Le temps vous a donné sa plus jeune pensée,

matières ingénues du cœur où je suis né,

où je mêle à vos murs par tant de cheminées

ces grands instincts de feu, ce songe de fumée

ma vie et son bois vert, somnambule des toits.

Je fus le naufragé du temps dans les greniers

où le vent poursuivait la querelle des rois.

Je vivais dans vos bras sans comprendre, matières,

vos silences des yeux, vos présences de pierre

ni les voûtes que font vos légères poussées.

J’aurais laissé sans voix cette immense pénombre

si l’âge renversant mes tremblantes lumières

ne m’avait pas forcé dans l’humide passage

à retrouver le son des marches familières.

 

LA DEMEURE

Le temps, qui fut la haute et spacieuse demeure

la maison blanche entre les bras du vert profond

la porte ouverte sur les prés entre les branches

livrant la perspective immense de pensée,

le temps, qui fut si vaste et tremblant, rétrécit.

Le temps est mesuré, écoute, il est plus tard

il est déjà plus tard que l’arbre ne le sait.

L’âge n’est plus d’errer dans la maison des jours

il faut vous dire adieu, chambres que l’ombre habite

sèves qui soupirez aux parquets du sommeil.

Adieu aux jours passés à songer aux fenêtres

Dans la maison du temps où mûrissaient des pommes.

 

LES CHAMBRES

à mon père

Il faut restituer cette maison mortelle

la matière d’enfance emmêlée de ciment,

effrayée sous l’ardoise où des chiens de grand vent

attendaient leur été dans une ombre de pierre.

Un mot va retrouver dans le lit des années

le cuivre somnolent des chambres mansardées

le froid sous les pieds nus, les périls de l’écharde

la joue qui se perdait dans le crin végétal

lorsque le vieux navire en ses songes de toile

emportait le soleil et le vent dans ses poutres.

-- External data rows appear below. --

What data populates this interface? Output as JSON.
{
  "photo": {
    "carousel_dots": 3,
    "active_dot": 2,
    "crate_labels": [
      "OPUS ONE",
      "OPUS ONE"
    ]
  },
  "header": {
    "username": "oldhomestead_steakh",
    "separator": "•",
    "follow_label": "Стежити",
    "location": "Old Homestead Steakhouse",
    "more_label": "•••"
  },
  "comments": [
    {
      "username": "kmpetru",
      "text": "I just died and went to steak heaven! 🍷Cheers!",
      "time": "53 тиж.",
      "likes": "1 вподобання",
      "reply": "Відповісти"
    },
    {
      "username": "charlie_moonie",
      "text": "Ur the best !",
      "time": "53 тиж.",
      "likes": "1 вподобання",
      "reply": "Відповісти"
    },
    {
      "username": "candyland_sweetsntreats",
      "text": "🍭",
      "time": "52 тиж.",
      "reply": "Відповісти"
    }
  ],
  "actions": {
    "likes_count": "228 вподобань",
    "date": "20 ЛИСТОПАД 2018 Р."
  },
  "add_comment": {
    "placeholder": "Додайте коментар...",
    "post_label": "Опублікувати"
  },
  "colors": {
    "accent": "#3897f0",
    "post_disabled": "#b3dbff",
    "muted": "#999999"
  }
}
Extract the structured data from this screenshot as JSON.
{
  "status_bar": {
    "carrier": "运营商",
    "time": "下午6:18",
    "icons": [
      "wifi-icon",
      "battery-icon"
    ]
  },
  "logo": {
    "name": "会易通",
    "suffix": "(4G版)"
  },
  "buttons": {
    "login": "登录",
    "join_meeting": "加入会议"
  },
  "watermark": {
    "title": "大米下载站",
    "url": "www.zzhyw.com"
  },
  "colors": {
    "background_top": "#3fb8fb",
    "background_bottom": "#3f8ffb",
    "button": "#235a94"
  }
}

Un seul mot qui balance aux fenêtres d’images

sur les grands lits confus sa brillante toison

où la force du père à la tête touffue

enflammait le bois vert au feu du jour lion.

 

LES TABLES

La douleur a gardé la forme des dimanches

Des repas lents, du jour où s’effritait le pain

Où, sur le seul amour, l’enfant taché de vin

Versait du sel pour le péché des nappes blanches.

 

Les vieux tableaux montraient la gloire de l’automne

Sa gorge de chanteur, ses trophées d’oiseaux morts

Du ciel assassiné que le rouge était fort

Et comme il enivrait d’histoire monotones.

 

A présent que le temps m’a fait quitter les tables

Les maisons, l’acajou de l’ancienne lenteur

Je vais le cœur ouvert aux beautés respirables

Et je voudrais guérir du manque de chaleur.

 

LES CHEVAUX MORTS

Le cuir fauve et le cuivre étant objets d’amour

les harnais des chevaux défunts pendaient toujours

glorieusement polis et Victor le cocher

faisait là dans un trou plein d’ombre sa litière.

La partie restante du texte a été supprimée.